San Massimo di Cittanova

Vescovo

Aggiornato il 21 luglio 2026

San Massimo di Cittanova

Il cammino episcopale

San Massimo esercitò il suo ministero di vescovo nel corso del quarto secolo, un periodo di grande fervore intellettuale e spirituale per la cristianità. La sua figura emerge con chiarezza storica in occasione della partecipazione al concilio di Aquileia, celebrato nell'anno trecentoottantuno. In quel consesso di vescovi, Massimo offrì il proprio contributo alla difesa e alla definizione della dottrina, manifestando la sollecitudine propria di chi è chiamato a guidare la Chiesa con sapienza e rettitudine.

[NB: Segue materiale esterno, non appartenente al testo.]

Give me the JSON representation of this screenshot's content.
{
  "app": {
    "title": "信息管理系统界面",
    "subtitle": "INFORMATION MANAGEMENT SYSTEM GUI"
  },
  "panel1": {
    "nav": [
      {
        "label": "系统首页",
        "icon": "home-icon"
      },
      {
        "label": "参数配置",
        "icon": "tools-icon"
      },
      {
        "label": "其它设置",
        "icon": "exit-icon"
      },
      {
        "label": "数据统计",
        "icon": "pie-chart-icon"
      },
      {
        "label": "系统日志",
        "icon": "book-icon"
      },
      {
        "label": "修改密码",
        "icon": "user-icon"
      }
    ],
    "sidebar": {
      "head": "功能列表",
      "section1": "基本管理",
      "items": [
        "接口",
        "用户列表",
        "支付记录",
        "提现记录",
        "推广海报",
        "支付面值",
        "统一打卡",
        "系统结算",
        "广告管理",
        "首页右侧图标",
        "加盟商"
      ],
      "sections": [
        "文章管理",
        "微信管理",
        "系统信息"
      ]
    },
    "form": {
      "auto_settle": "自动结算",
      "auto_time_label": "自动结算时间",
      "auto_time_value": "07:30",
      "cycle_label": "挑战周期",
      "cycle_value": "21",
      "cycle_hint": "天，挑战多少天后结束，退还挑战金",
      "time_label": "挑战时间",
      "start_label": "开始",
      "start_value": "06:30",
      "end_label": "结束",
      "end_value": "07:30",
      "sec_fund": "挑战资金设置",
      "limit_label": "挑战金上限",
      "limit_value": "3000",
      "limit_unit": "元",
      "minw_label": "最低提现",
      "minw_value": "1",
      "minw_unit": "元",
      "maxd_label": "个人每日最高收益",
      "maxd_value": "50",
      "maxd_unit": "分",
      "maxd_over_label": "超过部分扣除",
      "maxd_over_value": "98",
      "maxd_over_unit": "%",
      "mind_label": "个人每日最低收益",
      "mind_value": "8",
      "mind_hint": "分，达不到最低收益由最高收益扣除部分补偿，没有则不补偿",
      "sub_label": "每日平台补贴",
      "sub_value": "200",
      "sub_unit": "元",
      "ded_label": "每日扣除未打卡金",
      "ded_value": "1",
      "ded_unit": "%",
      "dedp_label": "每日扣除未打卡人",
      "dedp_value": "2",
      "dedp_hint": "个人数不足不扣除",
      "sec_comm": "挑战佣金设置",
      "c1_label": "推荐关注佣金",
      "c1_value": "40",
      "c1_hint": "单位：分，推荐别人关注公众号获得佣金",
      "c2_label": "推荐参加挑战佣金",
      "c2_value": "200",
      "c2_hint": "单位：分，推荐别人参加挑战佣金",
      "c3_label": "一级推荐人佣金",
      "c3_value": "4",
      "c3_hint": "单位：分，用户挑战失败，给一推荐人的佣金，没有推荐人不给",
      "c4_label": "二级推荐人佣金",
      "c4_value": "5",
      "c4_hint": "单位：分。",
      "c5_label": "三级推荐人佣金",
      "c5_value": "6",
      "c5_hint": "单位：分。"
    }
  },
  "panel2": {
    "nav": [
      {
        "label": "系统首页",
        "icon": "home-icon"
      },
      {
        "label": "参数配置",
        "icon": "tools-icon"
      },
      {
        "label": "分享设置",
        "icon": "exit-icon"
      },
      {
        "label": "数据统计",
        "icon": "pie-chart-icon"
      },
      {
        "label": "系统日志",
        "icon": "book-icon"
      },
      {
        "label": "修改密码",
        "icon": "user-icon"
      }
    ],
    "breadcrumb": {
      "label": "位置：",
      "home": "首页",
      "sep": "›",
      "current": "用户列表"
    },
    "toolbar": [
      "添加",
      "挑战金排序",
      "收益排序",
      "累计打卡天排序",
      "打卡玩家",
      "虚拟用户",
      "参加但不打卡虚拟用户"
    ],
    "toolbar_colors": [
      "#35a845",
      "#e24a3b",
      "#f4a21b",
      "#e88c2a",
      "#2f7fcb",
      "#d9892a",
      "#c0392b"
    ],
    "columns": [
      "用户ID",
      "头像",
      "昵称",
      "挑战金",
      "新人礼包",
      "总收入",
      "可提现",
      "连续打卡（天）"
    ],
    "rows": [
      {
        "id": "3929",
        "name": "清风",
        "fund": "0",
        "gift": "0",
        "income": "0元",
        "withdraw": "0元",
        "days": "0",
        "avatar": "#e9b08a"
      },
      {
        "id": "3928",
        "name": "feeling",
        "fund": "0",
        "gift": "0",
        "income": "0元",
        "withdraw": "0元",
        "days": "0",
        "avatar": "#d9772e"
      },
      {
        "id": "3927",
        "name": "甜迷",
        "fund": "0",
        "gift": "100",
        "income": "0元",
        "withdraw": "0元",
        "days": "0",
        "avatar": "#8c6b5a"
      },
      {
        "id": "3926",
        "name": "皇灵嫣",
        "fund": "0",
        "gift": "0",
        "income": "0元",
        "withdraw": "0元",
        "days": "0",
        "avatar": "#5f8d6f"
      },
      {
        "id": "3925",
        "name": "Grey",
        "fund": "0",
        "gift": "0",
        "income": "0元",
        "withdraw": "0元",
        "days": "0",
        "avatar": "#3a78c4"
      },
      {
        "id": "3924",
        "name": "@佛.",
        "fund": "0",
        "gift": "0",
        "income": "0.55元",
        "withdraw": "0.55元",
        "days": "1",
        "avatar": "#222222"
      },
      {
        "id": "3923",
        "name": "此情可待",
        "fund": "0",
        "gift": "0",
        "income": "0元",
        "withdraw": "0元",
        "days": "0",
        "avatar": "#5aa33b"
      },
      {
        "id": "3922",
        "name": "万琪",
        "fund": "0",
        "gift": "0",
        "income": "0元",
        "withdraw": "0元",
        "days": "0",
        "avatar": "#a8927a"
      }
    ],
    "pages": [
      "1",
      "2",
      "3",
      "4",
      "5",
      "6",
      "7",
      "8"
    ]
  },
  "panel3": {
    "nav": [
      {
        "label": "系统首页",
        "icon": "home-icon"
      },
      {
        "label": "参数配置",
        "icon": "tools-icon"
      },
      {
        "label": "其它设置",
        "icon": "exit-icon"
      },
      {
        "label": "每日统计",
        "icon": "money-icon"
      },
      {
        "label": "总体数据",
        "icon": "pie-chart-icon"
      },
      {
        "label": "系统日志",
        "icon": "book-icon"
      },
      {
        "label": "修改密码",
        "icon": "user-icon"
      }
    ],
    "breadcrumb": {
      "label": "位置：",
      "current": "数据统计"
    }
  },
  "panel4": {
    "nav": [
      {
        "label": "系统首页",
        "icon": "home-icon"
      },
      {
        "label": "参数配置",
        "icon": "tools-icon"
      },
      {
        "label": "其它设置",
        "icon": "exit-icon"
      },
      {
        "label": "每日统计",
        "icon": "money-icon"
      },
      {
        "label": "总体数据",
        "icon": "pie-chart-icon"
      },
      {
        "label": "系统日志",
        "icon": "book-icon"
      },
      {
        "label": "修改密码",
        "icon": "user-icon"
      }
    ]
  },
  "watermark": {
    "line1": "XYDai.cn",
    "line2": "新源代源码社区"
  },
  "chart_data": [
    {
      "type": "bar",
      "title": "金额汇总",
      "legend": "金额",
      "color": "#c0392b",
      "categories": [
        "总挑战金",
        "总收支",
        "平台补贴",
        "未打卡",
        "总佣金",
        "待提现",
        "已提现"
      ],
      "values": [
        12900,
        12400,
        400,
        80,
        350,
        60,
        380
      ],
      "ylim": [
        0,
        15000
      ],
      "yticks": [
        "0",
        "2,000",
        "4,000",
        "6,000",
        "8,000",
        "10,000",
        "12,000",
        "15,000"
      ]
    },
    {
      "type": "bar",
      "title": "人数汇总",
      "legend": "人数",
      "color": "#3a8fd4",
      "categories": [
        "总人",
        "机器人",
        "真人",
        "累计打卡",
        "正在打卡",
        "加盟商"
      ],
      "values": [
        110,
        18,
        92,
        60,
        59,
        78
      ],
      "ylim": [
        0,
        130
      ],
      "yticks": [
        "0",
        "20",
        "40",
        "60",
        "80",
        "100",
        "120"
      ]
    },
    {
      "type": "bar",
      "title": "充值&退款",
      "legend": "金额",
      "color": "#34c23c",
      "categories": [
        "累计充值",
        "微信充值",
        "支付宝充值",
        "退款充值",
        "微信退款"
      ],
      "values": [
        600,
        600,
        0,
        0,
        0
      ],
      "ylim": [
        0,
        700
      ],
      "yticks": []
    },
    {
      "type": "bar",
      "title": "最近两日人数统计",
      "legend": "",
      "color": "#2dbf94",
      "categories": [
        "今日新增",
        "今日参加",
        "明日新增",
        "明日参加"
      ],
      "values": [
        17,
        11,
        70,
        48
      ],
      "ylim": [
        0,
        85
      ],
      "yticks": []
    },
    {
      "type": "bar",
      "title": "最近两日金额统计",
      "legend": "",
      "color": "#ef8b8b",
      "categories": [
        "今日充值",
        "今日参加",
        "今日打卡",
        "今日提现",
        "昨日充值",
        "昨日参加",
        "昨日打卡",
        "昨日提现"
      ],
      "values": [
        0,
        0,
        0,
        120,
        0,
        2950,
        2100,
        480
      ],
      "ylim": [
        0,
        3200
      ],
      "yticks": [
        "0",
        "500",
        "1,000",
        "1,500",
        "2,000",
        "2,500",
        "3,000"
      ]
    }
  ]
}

La sua azione pastorale si svolse in un contesto geografico che abbracciava terre come Emona e Cittanova d'Istria, luoghi dove il messaggio evangelico trovava terreno fertile grazie all'opera di pastori dediti al bene delle anime. La vita di San Massimo non è giunta a noi attraverso dettagli biografici minuti, ma il suo impegno conciliare resta una testimonianza eloquente di una fede vissuta in piena comunione con i fratelli nell'episcopato. Egli fu parte integrante di quella schiera di uomini che seppero orientare la rotta delle comunità locali in un tempo in cui la Chiesa definiva i tratti della propria identità pubblica e spirituale. La sua eredità non risiede solo nel ricordo dell'evento conciliare, ma nell'esempio di un servizio episcopale inteso come dedizione totale al Vangelo, vissuto lontano dai riflettori della storia profana ma impresso indelebilmente nel cuore della tradizione cristiana istriana.

La vicenda delle reliquie

Le spoglie mortali di San Massimo sono state protagoniste di un lungo e singolare percorso attraverso i secoli, divenendo oggetto di una particolare venerazione che ha unito diverse città italiane. Nel millequattrocentocinquantuno, le reliquie furono solennemente traslate a Venezia, città che ha custodito il suo ricordo con devozione costante. Tuttavia, la storia del corpo di San Massimo conobbe una parentesi drammatica nell'anno millecinquecentocinquantotto, quando le reliquie furono sottratte e trasportate a Reggio Emilia. Tale evento, che avrebbe potuto disperdere la memoria del vescovo, si risolse fortunatamente nello stesso anno con la restituzione delle reliquie alla città di Venezia, che poté così riaccoglierle e ripristinare il culto pubblico. Questi spostamenti non devono essere letti solo come fatti di cronaca, ma come segni del desiderio delle comunità cristiane di possedere e onorare la presenza fisica dei propri santi protettori. Il ritorno a Venezia sancì definitivamente il legame tra il santo vescovo e la città lagunare, dove la sua memoria continua a essere celebrata con gratitudine. Tale vicenda testimonia come, nonostante le fragilità umane e i conflitti, la santità di un vescovo del quarto secolo abbia saputo mantenere intatta la propria forza di attrazione, richiamando i fedeli alla preghiera e alla comunione con la Chiesa del passato.

Domande frequenti

Quando si festeggia San Massimo di Cittanova?

La festa si celebra il 29 maggio nel Proprium veneziano, sebbene nel corso del diciannovesimo secolo sia stata precedentemente spostata al 24 ottobre.